Pemkot Bandung Tingkatkan Pengawasan Terhadap Koperasi Simpan Pinjam
Pemerintah Kota Bandung terus meningkatkan pengawasan internal terhadap Aparatur Sipil Negara (ASN) serta masyarakat terkait perkembangan koperasi simpan pinjam yang dianggap rentan untuk disalahgunakan.
Menurut informasi yang dihimpun, setiap pelanggaran yang dilakukan akan mendapatkan sanksi sesuai dengan tingkat kesalahannya. Namun, bagi ASN yang terlibat secara terbuka dalam praktik perjudian, langkah tegas akan segera diterapkan oleh pihak berwenang.
“Kalau sudah sampai mengorganisir atau terlibat dalam praktik perjudian, kami tidak akan segan untuk memberikan sanksi tegas, termasuk pemecatan tidak dengan hormat,” ungkap seorang pejabat terkait di Balai Kota Bandung.

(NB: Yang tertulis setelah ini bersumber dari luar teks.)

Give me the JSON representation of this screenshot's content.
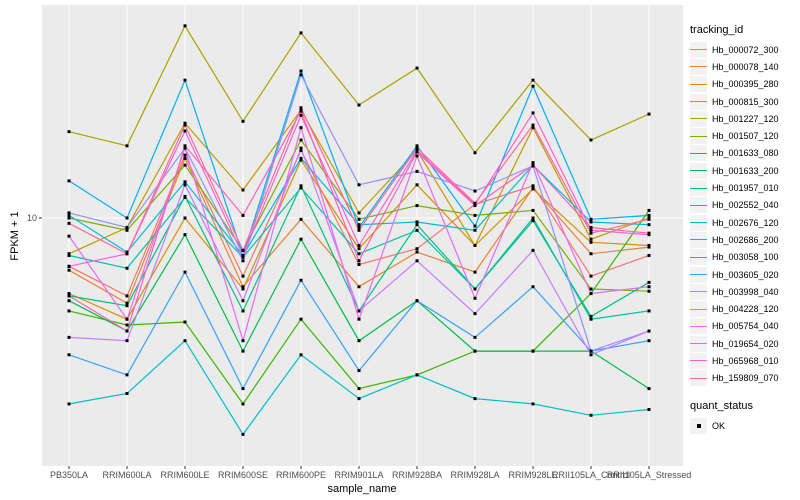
{
  "figure": {
    "background": "#FFFFFF",
    "panel_background": "#EBEBEB",
    "grid_color": "#FFFFFF",
    "axis_text_color": "#4D4D4D",
    "marker_color": "#000000"
  },
  "y_axis": {
    "title": "FPKM + 1",
    "tick_label": "10",
    "scale": "log10"
  },
  "x_axis": {
    "title": "sample_name"
  },
  "legend": {
    "tracking_title": "tracking_id",
    "quant_title": "quant_status",
    "quant_items": [
      {
        "label": "OK",
        "marker": "black-square"
      }
    ]
  },
  "chart_data": {
    "type": "line",
    "title": "",
    "xlabel": "sample_name",
    "ylabel": "FPKM + 1",
    "y_scale": "log10",
    "y_ticks": [
      10
    ],
    "ylim_approx": [
      1.6,
      50
    ],
    "grid": "major-white-on-grey",
    "legend_position": "right",
    "marker": "black-square",
    "x_categories": [
      "PB350LA",
      "RRIM600LA",
      "RRIM600LE",
      "RRIM600SE",
      "RRIM600PE",
      "RRIM901LA",
      "RRIM928BA",
      "RRIM928LA",
      "RRIM928LE",
      "RRII105LA_Control",
      "RRII105LA_Stressed"
    ],
    "series": [
      {
        "name": "Hb_000072_300",
        "color": "#F8766D",
        "values": [
          6.9,
          5.5,
          16.2,
          6.4,
          16.8,
          7.0,
          7.9,
          11.1,
          12.8,
          6.4,
          7.5
        ]
      },
      {
        "name": "Hb_000078_140",
        "color": "#EA8331",
        "values": [
          6.7,
          5.2,
          15.8,
          5.9,
          9.9,
          5.9,
          7.7,
          6.6,
          12.6,
          7.6,
          8.0
        ]
      },
      {
        "name": "Hb_000395_280",
        "color": "#D89000",
        "values": [
          5.6,
          4.6,
          10.0,
          5.8,
          15.6,
          7.9,
          12.9,
          8.1,
          12.5,
          8.3,
          8.1
        ]
      },
      {
        "name": "Hb_000815_300",
        "color": "#C09B00",
        "values": [
          7.6,
          9.3,
          20.7,
          12.4,
          22.9,
          10.4,
          16.8,
          8.1,
          20.0,
          8.5,
          10.0
        ]
      },
      {
        "name": "Hb_001227_120",
        "color": "#A3A500",
        "values": [
          19.4,
          17.4,
          43.7,
          21.0,
          41.4,
          23.8,
          31.6,
          16.5,
          28.8,
          18.2,
          22.2
        ]
      },
      {
        "name": "Hb_001507_120",
        "color": "#7CAE00",
        "values": [
          10.0,
          9.1,
          15.0,
          7.8,
          18.2,
          9.9,
          11.0,
          10.2,
          10.6,
          5.8,
          5.7
        ]
      },
      {
        "name": "Hb_001633_080",
        "color": "#39B600",
        "values": [
          4.9,
          4.4,
          4.5,
          2.4,
          4.6,
          2.7,
          3.0,
          3.6,
          3.6,
          5.6,
          10.6
        ]
      },
      {
        "name": "Hb_001633_200",
        "color": "#00BB4E",
        "values": [
          5.3,
          4.2,
          8.8,
          3.6,
          8.5,
          3.9,
          5.3,
          3.6,
          3.6,
          3.6,
          2.7
        ]
      },
      {
        "name": "Hb_001957_010",
        "color": "#00BF7D",
        "values": [
          5.5,
          5.1,
          11.8,
          4.9,
          12.8,
          4.9,
          9.5,
          5.8,
          9.8,
          4.7,
          6.1
        ]
      },
      {
        "name": "Hb_002552_040",
        "color": "#00C1A3",
        "values": [
          7.5,
          6.8,
          11.7,
          7.4,
          12.6,
          7.6,
          9.1,
          5.8,
          10.0,
          4.6,
          4.9
        ]
      },
      {
        "name": "Hb_002676_120",
        "color": "#00BFC4",
        "values": [
          2.4,
          2.6,
          3.9,
          1.9,
          3.5,
          2.5,
          3.0,
          2.5,
          2.4,
          2.2,
          2.3
        ]
      },
      {
        "name": "Hb_002686_200",
        "color": "#00BAE0",
        "values": [
          10.2,
          7.7,
          13.2,
          7.5,
          15.8,
          9.5,
          9.7,
          9.1,
          15.0,
          9.7,
          9.5
        ]
      },
      {
        "name": "Hb_003058_100",
        "color": "#00B0F6",
        "values": [
          13.3,
          10.0,
          28.8,
          7.5,
          30.9,
          9.3,
          17.4,
          9.4,
          27.5,
          9.9,
          10.2
        ]
      },
      {
        "name": "Hb_003605_020",
        "color": "#35A2FF",
        "values": [
          3.5,
          3.0,
          6.6,
          2.7,
          6.2,
          3.1,
          5.3,
          4.0,
          5.9,
          3.6,
          3.9
        ]
      },
      {
        "name": "Hb_003998_040",
        "color": "#9590FF",
        "values": [
          10.4,
          9.3,
          17.1,
          7.2,
          30.0,
          12.9,
          14.3,
          12.3,
          14.9,
          3.6,
          4.2
        ]
      },
      {
        "name": "Hb_004228_120",
        "color": "#C77CFF",
        "values": [
          4.0,
          3.9,
          12.9,
          5.3,
          17.1,
          4.9,
          7.2,
          4.8,
          7.8,
          3.5,
          4.2
        ]
      },
      {
        "name": "Hb_005754_040",
        "color": "#E76BF3",
        "values": [
          8.7,
          4.6,
          17.1,
          3.9,
          20.0,
          4.6,
          16.1,
          5.4,
          15.3,
          5.6,
          5.9
        ]
      },
      {
        "name": "Hb_019654_020",
        "color": "#FA62DB",
        "values": [
          6.9,
          7.6,
          19.5,
          7.5,
          22.0,
          8.1,
          16.8,
          11.1,
          22.4,
          9.1,
          8.8
        ]
      },
      {
        "name": "Hb_065968_010",
        "color": "#FF62BC",
        "values": [
          5.5,
          4.2,
          17.4,
          10.2,
          22.7,
          7.2,
          16.6,
          11.0,
          15.0,
          9.3,
          8.9
        ]
      },
      {
        "name": "Hb_159809_070",
        "color": "#FF6A98",
        "values": [
          9.6,
          7.6,
          20.4,
          7.8,
          23.3,
          9.1,
          17.1,
          11.2,
          20.4,
          8.9,
          9.9
        ]
      }
    ]
  }
}
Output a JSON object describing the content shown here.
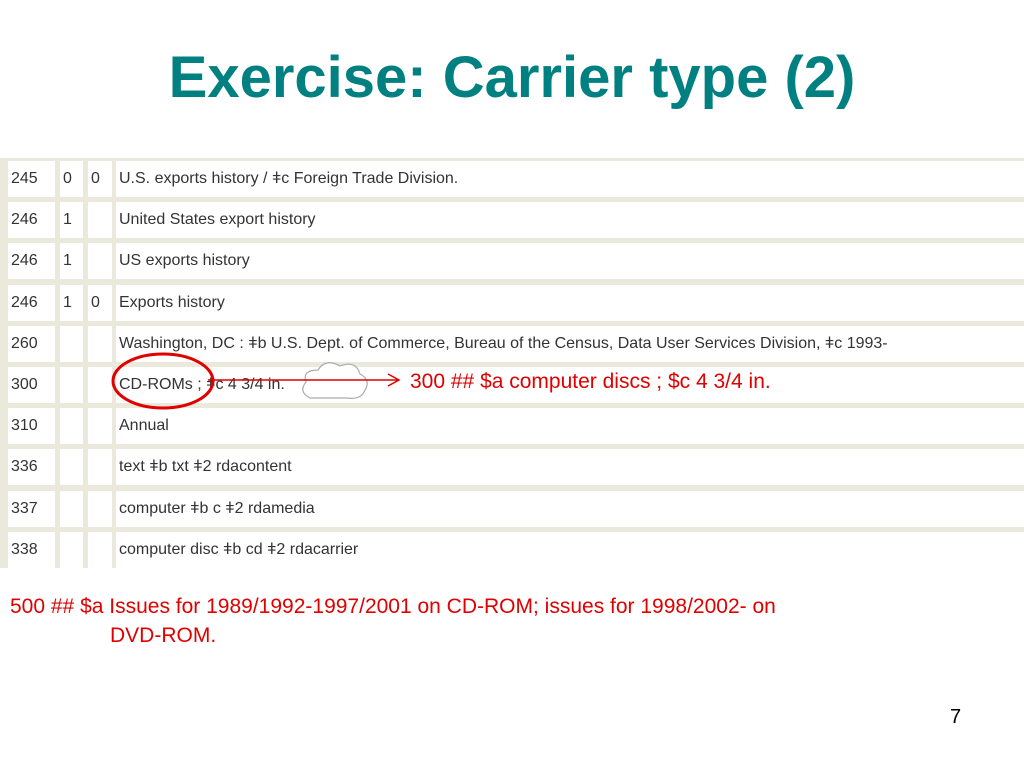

Transformasi Kelompok Simpan Pinjam Informal Menjadi Koperasi
Selain memperkuat pengawasan terhadap ASN, Pemkot Bandung juga mengingatkan masyarakat untuk menggunakan lembaga keuangan yang sah melalui koperasi. Namun, pihak pemerintah menemukan adanya tanda-tanda kelompok simpan pinjam informal yang mulai berubah menjadi koperasi simpan pinjam.
Diketahui bahwa kondisi ini perlu mendapat perhatian lebih karena dapat berkembang menjadi masalah baru yang merugikan masyarakat. Oleh karena itu, pihak terkait terus melakukan pengawasan yang ketat terhadap perkembangan koperasi simpan pinjam di Kota Bandung.
“Meskipun pemanfaatan koperasi di Kota Bandung sudah cukup tinggi, namun kami menemukan beberapa indikasi kelompok simpan pinjam informal yang berubah menjadi koperasi simpan pinjam,” jelas seorang pejabat terkait seperti yang dilansir dari RMOLJabar.